Re: [RFC PATCH 00/14] Introducing TIF_NOTIFY_IPI flag

From: K Prateek Nayak
Date: Fri Mar 15 2024 - 02:38:35 EST


(Trimming the cc list to only include scheduler folks)

Hello Julia,

On 3/8/2024 1:26 AM, Julia Lawall wrote:
>
>
> On Wed, 6 Mar 2024, Vincent Guittot wrote:
>
>> Hi Prateek,
>>
>> Adding Julia who could be interested in this patchset. Your patchset
>> should trigger idle load balance instead of newly idle load balance
>> now when the polling is used. This was one reason for not migrating
>> task in idle CPU
>
> My situation is roughly as follows:
>
> The machine is an Intel 6130 with two sockets and 32 hardware threads
> (subsequently referred to as cores) per socket. The test is bt.B of the
> OpenMP version of the NAS benchmark suite. Initially there is one
> thread per core. NUMA balancing occurs, resulting in a move, and thus 31
> threads on one socket and 33 on the other.
>
> Load balancing should result in the idle core pulling one of the threads
> from the other socket. But that doesn't happen in normal load balancing,
> because all 33 threads on the overloaded socket are considered to have a
> preference for that socket. Active balancing could pull a thread, but it
> is not triggered because the idle core is seen as being newly idle.
>
> The question is then why a core that has been idle for up to multiple
> seconds is continually seen as newly idle. Every 4ms, a scheduler tick
> submits some work to try to load balance. This submission process
> previously broke out of the idle loop due to a need_resched, hence the
> same issue as involved in this patch series. The need_resched caused
> invocation of schedule, which would then see that there was no task to
> pick, making the core be considered to be newly idle. The classification
> as newly idle doesn't take into account whether any task was running prior
> to the call to schedule.
>
> The load balancing work that was submitted every 4ms is also a NOP due a
> test for need_resched.
>
> This patch series no longer makes need resched be the only way out of the
> idle loop. Without the need resched, the load balancing work that is
> submitted every 4ms can actually try to do load balancing. The core is
> not newly idle, so active balancing could in principle occur. But now
> nothing happens because the work is run by ksoftirqd. The presence of
> ksoftirqd on the idle core means that the core is no longer idle. Thus
> there is no more need for load balancing.

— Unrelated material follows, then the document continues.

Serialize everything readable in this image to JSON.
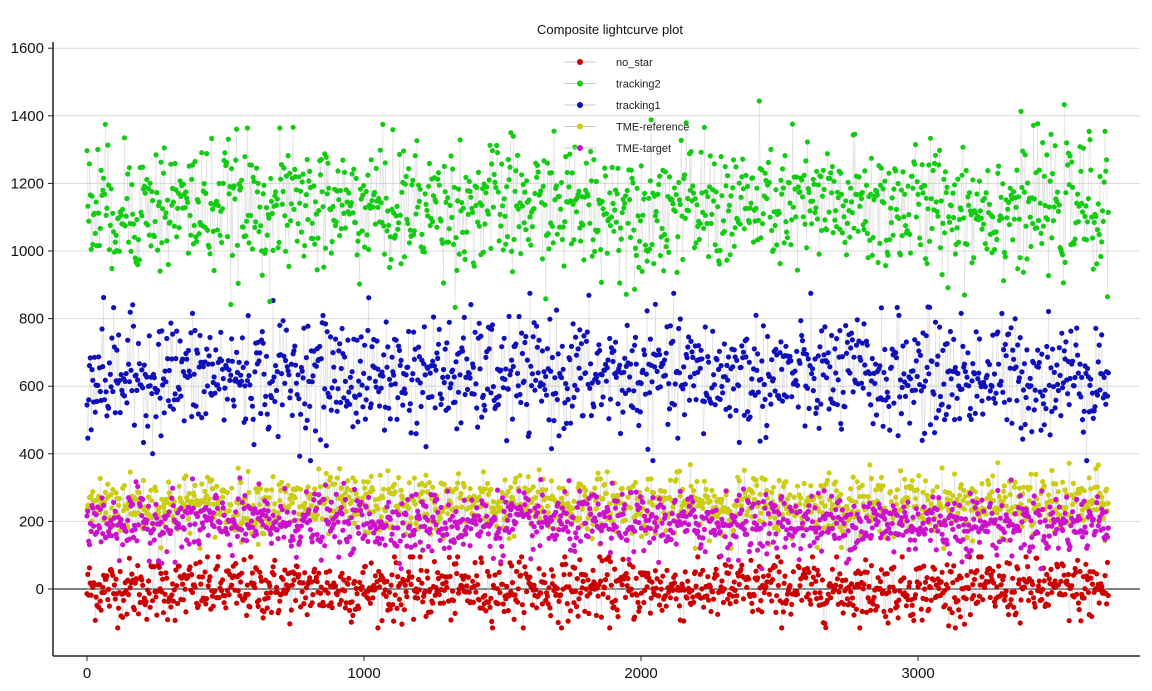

Thinking slightly ahead, assuming that the idle balancer realizes
the ksoftirqd is running for load balancing itself and discounts it
from consideration, won't the NUMA_IMBALANCE_MIN considered by
adjust_numa_imbalance() continue to keep the 33-31 distribution?

In both task_numa_find_cpu() [1] and calculate_imbalance() [2],
even though the scheduler classifies the local group as
"group_has_spare", with the imbalance <= NUMA_IMBALANCE_MIN which is 2,
a migration across the NUMA domains is still restricted I believe.

Can you try setting NUMA_IMBALANCE_MIN to 0 and checking if the
situation changes with the upstream kernel? I'm hoping the newidle
balance that is triggered without this series on the way to idle, is
good enough to pull the task towards itself.

Please ignore if you've already tried this. I might have missed it
when going through the original thread.

[1] https://git.kernel.org/pub/scm/linux/kernel/git/torvalds/linux.git/tree/kernel/sched/fair.c?h=v6.8&id=e8f897f4afef0031fe618a8e94127a0934896aba#n2368
[2] https://git.kernel.org/pub/scm/linux/kernel/git/torvalds/linux.git/tree/kernel/sched/fair.c?h=v6.8&id=e8f897f4afef0031fe618a8e94127a0934896aba#n10743

>
> [snip..]
>

--
Thanks and Regards,
Prateek